BIG HELP

I subscribe to a really cool artist e-newsletter put out twice weekly by painter Robert Genn. Although it’s geared toward painting, I find good insight that transfers well to any artistic endeavor.

You can view the newsletter and see the article I’m writing about today here:
Artist for Life

If you scroll about halfway down the page, you’ll see my response, called “Motivation must be internally driven”.

We had dinner with friends last night. We got to talking about our almost-adult children and the choices they were making–some good, some questionable. “Why don’t they listen to us? We have such great advice!”

I finally pointed out that they probably shouldn’t take our advice and do what we say. What we see as “stupid choices” or “lack of insight” is simply a young person starting to make their own way through the world.

Sometimes what looks like stubbornness or lack of motivation is their good decision about something, something we don’t have the full story on yet. For example, a friend kept bugging her child about not hanging out with an old friend anymore. She was mortified when she finally learned the reason. The old friend had started drinking heavily. And her child didn’t want to be around that. What looked like ornery teen behavior was actually a very young person struggling to make a good decision on their own.

I’m actually better at keeping this balance with my kids than my friends, sometimes. I talked about my own tendency to jump in and help other people, especially younger folks the past few years who were in a jam. I was really supportive and encouraging. But eventually things ended badly and we went our separate ways.
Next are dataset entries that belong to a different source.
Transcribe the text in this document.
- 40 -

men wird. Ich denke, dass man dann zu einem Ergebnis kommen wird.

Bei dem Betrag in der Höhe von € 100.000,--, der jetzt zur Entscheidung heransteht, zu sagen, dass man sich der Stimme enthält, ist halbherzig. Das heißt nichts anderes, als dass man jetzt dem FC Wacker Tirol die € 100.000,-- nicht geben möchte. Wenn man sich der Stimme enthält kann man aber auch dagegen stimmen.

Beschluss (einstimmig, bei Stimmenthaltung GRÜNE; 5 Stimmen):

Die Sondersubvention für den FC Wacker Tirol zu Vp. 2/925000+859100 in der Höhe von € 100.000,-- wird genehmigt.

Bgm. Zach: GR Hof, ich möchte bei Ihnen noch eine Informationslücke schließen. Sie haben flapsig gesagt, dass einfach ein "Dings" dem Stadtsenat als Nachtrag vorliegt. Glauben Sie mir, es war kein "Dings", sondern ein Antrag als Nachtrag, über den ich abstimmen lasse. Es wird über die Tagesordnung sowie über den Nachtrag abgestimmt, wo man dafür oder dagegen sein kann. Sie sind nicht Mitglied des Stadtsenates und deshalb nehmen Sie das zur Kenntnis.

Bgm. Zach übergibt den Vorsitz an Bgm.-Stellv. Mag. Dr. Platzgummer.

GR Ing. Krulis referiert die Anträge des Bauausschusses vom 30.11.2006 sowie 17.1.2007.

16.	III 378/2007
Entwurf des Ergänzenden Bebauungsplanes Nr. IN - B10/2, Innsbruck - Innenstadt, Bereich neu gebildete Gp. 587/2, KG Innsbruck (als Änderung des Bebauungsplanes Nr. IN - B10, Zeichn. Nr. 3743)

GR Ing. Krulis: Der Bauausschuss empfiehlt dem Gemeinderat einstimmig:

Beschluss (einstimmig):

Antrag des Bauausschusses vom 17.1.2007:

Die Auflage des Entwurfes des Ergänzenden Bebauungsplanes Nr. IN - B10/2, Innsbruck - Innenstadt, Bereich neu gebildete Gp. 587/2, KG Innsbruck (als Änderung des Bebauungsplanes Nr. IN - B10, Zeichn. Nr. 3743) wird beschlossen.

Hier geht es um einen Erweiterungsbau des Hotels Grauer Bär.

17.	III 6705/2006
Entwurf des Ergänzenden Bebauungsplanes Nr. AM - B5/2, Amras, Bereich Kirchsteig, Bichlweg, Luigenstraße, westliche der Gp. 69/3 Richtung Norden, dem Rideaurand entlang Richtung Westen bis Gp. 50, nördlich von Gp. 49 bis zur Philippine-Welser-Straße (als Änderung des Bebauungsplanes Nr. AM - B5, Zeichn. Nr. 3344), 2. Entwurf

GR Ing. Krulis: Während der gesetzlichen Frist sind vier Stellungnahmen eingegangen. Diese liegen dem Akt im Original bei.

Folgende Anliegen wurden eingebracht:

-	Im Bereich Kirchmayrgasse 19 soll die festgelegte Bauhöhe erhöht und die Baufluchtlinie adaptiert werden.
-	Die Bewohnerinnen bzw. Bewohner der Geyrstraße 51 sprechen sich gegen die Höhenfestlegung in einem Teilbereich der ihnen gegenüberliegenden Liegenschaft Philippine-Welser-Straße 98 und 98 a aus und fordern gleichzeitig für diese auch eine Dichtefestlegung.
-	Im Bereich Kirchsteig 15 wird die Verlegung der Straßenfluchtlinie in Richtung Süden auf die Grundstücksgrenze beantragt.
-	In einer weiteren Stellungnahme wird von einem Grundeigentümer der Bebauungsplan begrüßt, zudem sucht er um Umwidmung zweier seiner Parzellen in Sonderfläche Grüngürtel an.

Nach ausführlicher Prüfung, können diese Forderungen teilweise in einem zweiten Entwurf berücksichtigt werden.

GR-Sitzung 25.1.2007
“Why did you get involved?” my friend asked.

I thought hard about this one.

Maybe it was because I felt there was something special about each of them. They all had energy and talent and inner beauty. They had all hit a major obstacle in their path. And I thought I could help them through it.

“I guess they reminded me of ME at that age,” I explained. “And I kept thinking, ‘If only I’d had someone older and wiser to tell me what was going on, to encourage me to believe in myself, to tell me what’s what, it wouldn’t have taken me so long to get to where I am now.”

But it doesn’t work that way, does it?

Just like Robert Genn’s gallery-owner friend, and just like us, when we recognize our true role of parents (or mentor, or gallery owner), it’s not our role to smooth the way or eliminate obstacles. We can’t save them time, or effort, or angst, or sorrow.

I said, “I’ve learned you can’t help someone take shortcuts on their journey through life.”

“Write that down!!” my friend said.

“They either have a fire in their belly to get somewhere–to be a real artist, to travel, to achieve their goals, to get what they want in life–or they don’t.”

“Write that down, too!” my friend said.

So I did.   And I am.

You can’t feed another person’s fire, not for very long anyway. They have to learn to feed it themselves.  Eventually, they may even realize it’s the wrong fire to feed.  Maybe they’re supposed to be doing something else entirely.

Because no one really knows what’s in the heart and soul of another person. Because it’s their life, their journey, their process.

So how can you help someone who “needs” help, without mucking it up for them and you?

You can listen.

You can put things into prospective occasionally. Ask a probing question once in awhile. Let them know you care. And that you believe they will figure it out. Or not. And that that’s okay, too.

And you can listen. (Yes, I know I said that twice. I meant to!)

In hindsight, the minute I stopped listening and started advising, everything in those relationships went south. The minute I started telling my young friends, and my daughter what I thought they should do, I was actually telling them I didn’t believe they could figure it out for themselves.

Okay, reality check. Does this insight really mean I’m going to stop advising people? Nah. I really like telling people what I think they should do.
I’ve learned you can only help people so far, and then they must help themselves.

But I truly believe that my odd, convoluted, meandering path through life is truly what brought me to this place in my art and my life.

And that means I really have to leave others to their own journey to do the same.

P.S. I think that’s why this blog has become so important to me. It’s a way of sharing what I’ve learned, or what I hope to learn, in a way that is not obtrusive or hectoring to other people. You can read it, enjoy it and take away what you will from it.

Or not. It’s your journey. It’s all okay.